Но вот ударили куранты Спасской башни раз, второй. Мальчишка ожил, подтянул ноги к животу, выбросил вперед руки и в наступившей полночи стал уползать от настигающих его теней к простору площади, над которой набатно гудело эхо курантов Спасской башни, извещающей Землю о приходе часа Быка. На последнем, истаивающем в темном звуке курантов мальчишка был уже на ногах. Не веря теперь ни земле, ни своим ногам, попробовал, проверил их на прочность и твердость, как проверяют все дети в мире, учась ходить, впервые встав с четверенек.
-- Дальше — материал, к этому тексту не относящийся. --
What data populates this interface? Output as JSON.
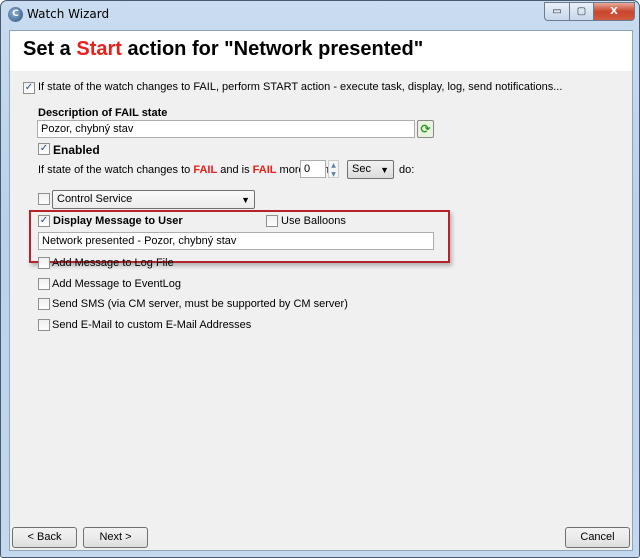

Земля тянула его опять на четвереньки, но он устоял. Усмехнулся, прищурился и пошел прочь от своего мраморного узилища, кремлевских призраков, напутственно и раздраженно в последний раз взметнувшихся теней в нишах, задрожавших и радостно улыбающихся вослед ему каменных бюстов-идолов. Один из них, а может, и два, сорвались со своих гранитных насестов, вдребезги разбив об асфальт казенные головы.
А тот кучерявый мальчишка был теперь здесь. Тихо, но твердо отворил высокие белые двери и уверенно шагнул в свою светелку. Герка был рад: слава Богу, никто не догадался вызолотить те двери, обить червонным золотом. Каково было бы входящему распахнуть их.